As a child I was given a bust of Dr. King. When I got a little older I was given Stephen B. Oates’ magisterial biography of Dr. King. Even now I am reading Clayborne Carson’s edited volume entitled “The Autobiography of Martin Luther King, Jr.” and Taylor Branch’s elegant trilogy on America during the King years. I wanted to go to Morehouse College because that is where King earned his undergraduate degree. I considered attending Boston University’s School of Theology because that is where King earned his doctorate. I guess I assumed that I would be endowed with his unswerving commitment to God’s just reign and towering intellect by osmosis if I walked the hallowed halls that he once walked.
The first church trip that I was privileged to lead as a pastor was a pilgrimage to the Martin Luther King Jr. Center for Nonviolent Social Change in Atlanta. And I can say that I am a pastor today largely because of King’s ministry.

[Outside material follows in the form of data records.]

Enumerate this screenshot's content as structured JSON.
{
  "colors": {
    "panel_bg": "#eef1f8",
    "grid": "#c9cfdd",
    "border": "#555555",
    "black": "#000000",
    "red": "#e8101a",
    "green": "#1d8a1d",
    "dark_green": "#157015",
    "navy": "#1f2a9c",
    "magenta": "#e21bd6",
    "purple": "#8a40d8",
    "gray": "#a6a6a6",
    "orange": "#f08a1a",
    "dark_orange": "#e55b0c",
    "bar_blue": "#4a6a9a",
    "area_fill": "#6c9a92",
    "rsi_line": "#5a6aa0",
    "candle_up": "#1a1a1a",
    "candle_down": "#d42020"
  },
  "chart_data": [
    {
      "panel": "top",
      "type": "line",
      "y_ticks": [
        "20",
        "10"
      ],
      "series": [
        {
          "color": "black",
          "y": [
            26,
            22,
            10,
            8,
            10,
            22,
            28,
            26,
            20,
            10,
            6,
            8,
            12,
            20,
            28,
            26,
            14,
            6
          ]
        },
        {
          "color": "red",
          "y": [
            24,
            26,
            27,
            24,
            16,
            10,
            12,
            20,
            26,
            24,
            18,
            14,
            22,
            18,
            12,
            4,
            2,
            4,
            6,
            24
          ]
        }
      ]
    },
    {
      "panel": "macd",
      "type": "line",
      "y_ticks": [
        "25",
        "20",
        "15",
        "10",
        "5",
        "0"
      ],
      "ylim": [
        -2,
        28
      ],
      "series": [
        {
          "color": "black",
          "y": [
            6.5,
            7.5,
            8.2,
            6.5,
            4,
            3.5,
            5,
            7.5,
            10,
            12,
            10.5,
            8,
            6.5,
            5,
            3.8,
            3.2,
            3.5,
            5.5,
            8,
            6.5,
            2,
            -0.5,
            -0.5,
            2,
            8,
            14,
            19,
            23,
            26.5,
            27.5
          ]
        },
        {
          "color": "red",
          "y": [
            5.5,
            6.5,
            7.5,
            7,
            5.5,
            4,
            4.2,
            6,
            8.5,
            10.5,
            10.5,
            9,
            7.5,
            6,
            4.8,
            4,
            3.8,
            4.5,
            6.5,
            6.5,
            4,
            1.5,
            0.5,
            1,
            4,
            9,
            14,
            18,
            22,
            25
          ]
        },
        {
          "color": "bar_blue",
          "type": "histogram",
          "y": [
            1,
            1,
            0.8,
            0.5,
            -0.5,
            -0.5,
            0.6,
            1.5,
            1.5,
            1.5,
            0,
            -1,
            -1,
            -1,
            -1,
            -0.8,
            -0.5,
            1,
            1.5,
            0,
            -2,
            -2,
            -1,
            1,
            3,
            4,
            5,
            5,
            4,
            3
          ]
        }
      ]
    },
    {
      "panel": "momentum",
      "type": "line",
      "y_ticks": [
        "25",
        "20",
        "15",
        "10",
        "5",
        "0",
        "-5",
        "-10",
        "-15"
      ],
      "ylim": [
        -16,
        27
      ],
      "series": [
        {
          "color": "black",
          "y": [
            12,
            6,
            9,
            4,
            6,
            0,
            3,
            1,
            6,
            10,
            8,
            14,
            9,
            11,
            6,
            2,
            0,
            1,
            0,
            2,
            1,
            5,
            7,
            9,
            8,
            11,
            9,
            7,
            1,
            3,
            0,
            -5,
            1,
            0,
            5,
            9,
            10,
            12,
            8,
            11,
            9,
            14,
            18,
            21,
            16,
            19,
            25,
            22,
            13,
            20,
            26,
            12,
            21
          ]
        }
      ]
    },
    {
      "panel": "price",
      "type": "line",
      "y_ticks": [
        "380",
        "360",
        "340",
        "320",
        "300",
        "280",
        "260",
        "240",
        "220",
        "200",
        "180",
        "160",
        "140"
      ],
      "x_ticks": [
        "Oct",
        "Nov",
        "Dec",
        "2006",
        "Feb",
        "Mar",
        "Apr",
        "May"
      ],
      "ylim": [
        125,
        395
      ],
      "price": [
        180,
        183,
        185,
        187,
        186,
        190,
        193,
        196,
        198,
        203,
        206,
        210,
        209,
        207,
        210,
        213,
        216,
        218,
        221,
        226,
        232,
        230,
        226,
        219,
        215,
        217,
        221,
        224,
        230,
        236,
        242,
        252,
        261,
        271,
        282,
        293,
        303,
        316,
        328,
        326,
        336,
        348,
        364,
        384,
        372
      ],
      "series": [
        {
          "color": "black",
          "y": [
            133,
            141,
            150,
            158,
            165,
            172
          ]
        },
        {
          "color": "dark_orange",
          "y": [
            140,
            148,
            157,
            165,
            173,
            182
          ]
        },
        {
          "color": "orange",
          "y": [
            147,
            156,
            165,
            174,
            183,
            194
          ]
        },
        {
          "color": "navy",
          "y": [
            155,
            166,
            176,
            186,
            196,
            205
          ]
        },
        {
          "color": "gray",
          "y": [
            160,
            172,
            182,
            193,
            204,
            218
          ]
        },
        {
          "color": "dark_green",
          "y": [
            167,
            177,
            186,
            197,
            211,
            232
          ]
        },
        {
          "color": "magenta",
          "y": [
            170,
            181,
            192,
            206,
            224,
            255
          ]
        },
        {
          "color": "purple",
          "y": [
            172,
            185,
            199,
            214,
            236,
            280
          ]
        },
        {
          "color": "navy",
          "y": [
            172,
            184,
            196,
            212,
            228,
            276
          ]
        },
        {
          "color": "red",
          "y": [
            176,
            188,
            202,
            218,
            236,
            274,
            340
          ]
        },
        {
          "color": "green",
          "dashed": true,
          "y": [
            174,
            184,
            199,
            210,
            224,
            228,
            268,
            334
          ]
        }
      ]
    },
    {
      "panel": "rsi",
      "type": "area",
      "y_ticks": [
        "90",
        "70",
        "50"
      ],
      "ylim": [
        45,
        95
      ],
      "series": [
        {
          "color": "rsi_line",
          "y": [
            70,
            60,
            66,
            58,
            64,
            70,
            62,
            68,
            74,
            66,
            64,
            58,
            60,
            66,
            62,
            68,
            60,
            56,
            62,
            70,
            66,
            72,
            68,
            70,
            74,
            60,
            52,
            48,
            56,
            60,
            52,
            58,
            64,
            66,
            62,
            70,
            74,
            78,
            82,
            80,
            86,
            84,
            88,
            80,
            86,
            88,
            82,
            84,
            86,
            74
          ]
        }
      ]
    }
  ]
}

A ministry that proved that preachers don’t have to check their brains at the door of the sanctuary nor abandon the ministry of justice while serving the flock of Christ. I have been challenged by the legacy of King, soaked in his words, and baffled by his unswerving commitment to justice. Some people are bibliophiles. Some are anglophiles. I am a Kingphile.
But I remain lukewarm about King in stone. Why? Americans are people stricken with amnesia. We forget history, especially when it is convenient to do so. We banish suffering and strife and violence from our collective memory without realizing that our struggles become more intractable when wed to silence. Why am I lukewarm? Because Americans would rather glaciate our Martin Kings in monuments surrounded by flora and fauna than deal with the harsh, prophetic realities that made them both attractive and repulsive to the body politic. I am afraid that if I cling too closely to the monument, King’s heart of flesh that often offended us will become a heart of stone that comfortable middle-class blacks like me and Democrats and Republicans and others can manipulate and smash into pebbles of convenience.
Cornel West talks about the santaclausification of Martin Luther King. According to Dr. West with our vapid celebrations of King, “He just becomes a nice little old man with a smile with toys in his bag, not a threat to anybody, as if his fundamental commitment to unconditional love and unarmed truth does not bring to bear certain kinds of pressure to a status quo. So the status quo feels so comfortable as though it's a convenient thing to do rather than acknowledge him as to what he was, what the FBI said, "The most dangerous man in America." Why? Because of his fundamental commitment to love and to justice and trying to keep track of the humanity of each and every one of us.” West also says, “[I]n the market-driven world in which celebrity status operates in such a way that it tries to diffuse all of the threat and to sugarcoat and deodorize what actually is rather funky.”